Department of Radiology, The Netherlands Cancer Institute, POB 90203, 1006 BE, Amsterdam, The Netherlands.
GROW School for Oncology & Developmental Biology, University of Maastricht, Maastricht, The Netherlands.
Eur Radiol. 2022 Mar;32(3):1506-1516. doi: 10.1007/s00330-021-08251-8. Epub 2021 Oct 16.
To investigate sources of variation in a multicenter rectal cancer MRI dataset focusing on hardware and image acquisition, segmentation methodology, and radiomics feature extraction software.

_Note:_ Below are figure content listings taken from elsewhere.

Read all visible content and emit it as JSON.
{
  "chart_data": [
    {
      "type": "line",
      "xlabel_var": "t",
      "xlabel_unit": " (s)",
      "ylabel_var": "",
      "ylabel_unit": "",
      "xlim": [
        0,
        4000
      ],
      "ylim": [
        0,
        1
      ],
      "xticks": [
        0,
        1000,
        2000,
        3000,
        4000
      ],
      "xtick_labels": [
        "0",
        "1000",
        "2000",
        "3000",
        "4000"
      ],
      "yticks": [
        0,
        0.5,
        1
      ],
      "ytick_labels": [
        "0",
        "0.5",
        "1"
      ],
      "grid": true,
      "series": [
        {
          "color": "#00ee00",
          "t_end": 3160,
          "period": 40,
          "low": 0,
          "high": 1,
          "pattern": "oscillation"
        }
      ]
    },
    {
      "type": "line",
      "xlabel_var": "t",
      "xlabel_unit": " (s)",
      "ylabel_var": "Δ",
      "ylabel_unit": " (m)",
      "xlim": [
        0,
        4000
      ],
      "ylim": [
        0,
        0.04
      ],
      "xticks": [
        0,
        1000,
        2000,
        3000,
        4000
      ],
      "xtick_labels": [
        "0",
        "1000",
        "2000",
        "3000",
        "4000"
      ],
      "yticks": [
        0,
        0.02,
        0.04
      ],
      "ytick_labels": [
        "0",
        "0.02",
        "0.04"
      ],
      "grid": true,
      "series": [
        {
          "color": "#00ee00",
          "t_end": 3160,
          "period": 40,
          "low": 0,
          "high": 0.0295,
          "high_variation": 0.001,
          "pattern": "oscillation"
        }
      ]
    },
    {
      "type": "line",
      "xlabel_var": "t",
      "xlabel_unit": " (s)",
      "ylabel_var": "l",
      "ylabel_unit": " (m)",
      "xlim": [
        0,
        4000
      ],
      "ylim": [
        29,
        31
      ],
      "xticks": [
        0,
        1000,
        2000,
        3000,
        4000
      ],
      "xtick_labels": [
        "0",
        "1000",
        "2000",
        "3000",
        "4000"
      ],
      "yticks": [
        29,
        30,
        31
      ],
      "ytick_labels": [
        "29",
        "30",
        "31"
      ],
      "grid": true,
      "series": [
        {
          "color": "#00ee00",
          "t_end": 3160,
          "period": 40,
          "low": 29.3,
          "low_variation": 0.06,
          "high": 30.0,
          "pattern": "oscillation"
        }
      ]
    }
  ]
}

T2W and DWI/ADC MRIs from 649 rectal cancer patients were retrospectively acquired in 9 centers. Fifty-two imaging features (14 first-order/6 shape/32 higher-order) were extracted from each scan using whole-volume (expert/non-expert) and single-slice segmentations using two different software packages (PyRadiomics/CapTk). Influence of hardware, acquisition, and patient-intrinsic factors (age/gender/cTN-stage) on ADC was assessed using linear regression. Feature reproducibility was assessed between segmentation methods and software packages using the intraclass correlation coefficient.
Image features differed significantly (p < 0.001) between centers with more substantial variations in ADC compared to T2W-MRI. In total, 64.3% of the variation in mean ADC was explained by differences in hardware and acquisition, compared to 0.4% by patient-intrinsic factors. Feature reproducibility between expert and non-expert segmentations was good to excellent (median ICC 0.89-0.90). Reproducibility for single-slice versus whole-volume segmentations was substantially poorer (median ICC 0.40-0.58). Between software packages, reproducibility was good to excellent (median ICC 0.99) for most features (first-order/shape/GLCM/GLRLM) but poor for higher-order (GLSZM/NGTDM) features (median ICC 0.00-0.41).
Significant variations are present in multicenter MRI data, particularly related to differences in hardware and acquisition, which will likely negatively influence subsequent analysis if not corrected for. Segmentation variations had a minor impact when using whole volume segmentations. Between software packages, higher-order features were less reproducible and caution is warranted when implementing these in prediction models.
• Features derived from T2W-MRI and in particular ADC differ significantly between centers when performing multicenter data analysis. • Variations in ADC are mainly (> 60%) caused by hardware and image acquisition differences and less so (< 1%) by patient- or tumor-intrinsic variations. • Features derived using different image segmentations (expert/non-expert) were reproducible, provided that whole-volume segmentations were used. When using different feature extraction software packages with similar settings, higher-order features were less reproducible.
研究多中心直肠癌 MRI 数据集的变异性来源,重点关注硬件和图像采集、分割方法以及放射组学特征提取软件。
回顾性收集了 9 个中心的 649 例直肠癌患者的 T2W 和 DWI/ADC MRI。使用全容积(专家/非专家)和单切片分割,使用两种不同的软件包(PyRadiomics/CapTk)从每个扫描中提取了 52 个影像特征(14 个一阶/6 个形状/32 个高阶)。使用线性回归评估硬件、采集和患者内在因素(年龄/性别/cTN 分期)对 ADC 的影响。使用组内相关系数评估分割方法和软件包之间的特征可重复性。
图像特征在中心之间存在显著差异(p<0.001),ADC 差异大于 T2W-MRI。总体而言,平均 ADC 变异的 64.3%可归因于硬件和采集的差异,而只有 0.4%可归因于患者内在因素。专家和非专家分割之间的特征可重复性为良好至极好(中位数 ICC 0.89-0.90)。单切片与全容积分割之间的可重复性要差得多(中位数 ICC 0.40-0.58)。在软件包之间,大多数特征(一阶/形状/GLCM/GLRLM)的可重复性良好至极好(中位数 ICC 0.99),但高阶特征(GLSZM/NGTDM)的可重复性较差(中位数 ICC 0.00-0.41)。
多中心 MRI 数据存在显著差异,特别是与硬件和采集差异有关,这可能会对后续分析产生负面影响,除非进行校正。使用全容积分割时,分割差异的影响较小。在软件包之间,高阶特征的可重复性较差,在预测模型中使用时需要谨慎。
• 在进行多中心数据分析时,T2W-MRI 得出的特征,特别是 ADC,在中心之间存在显著差异。• ADC 的变化主要(>60%)由硬件和图像采集差异引起,而较少(<1%)由患者或肿瘤内在差异引起。• 使用不同的图像分割(专家/非专家)得出的特征具有可重复性,前提是使用全容积分割。当使用具有相似设置的不同特征提取软件包时,高阶特征的可重复性较差。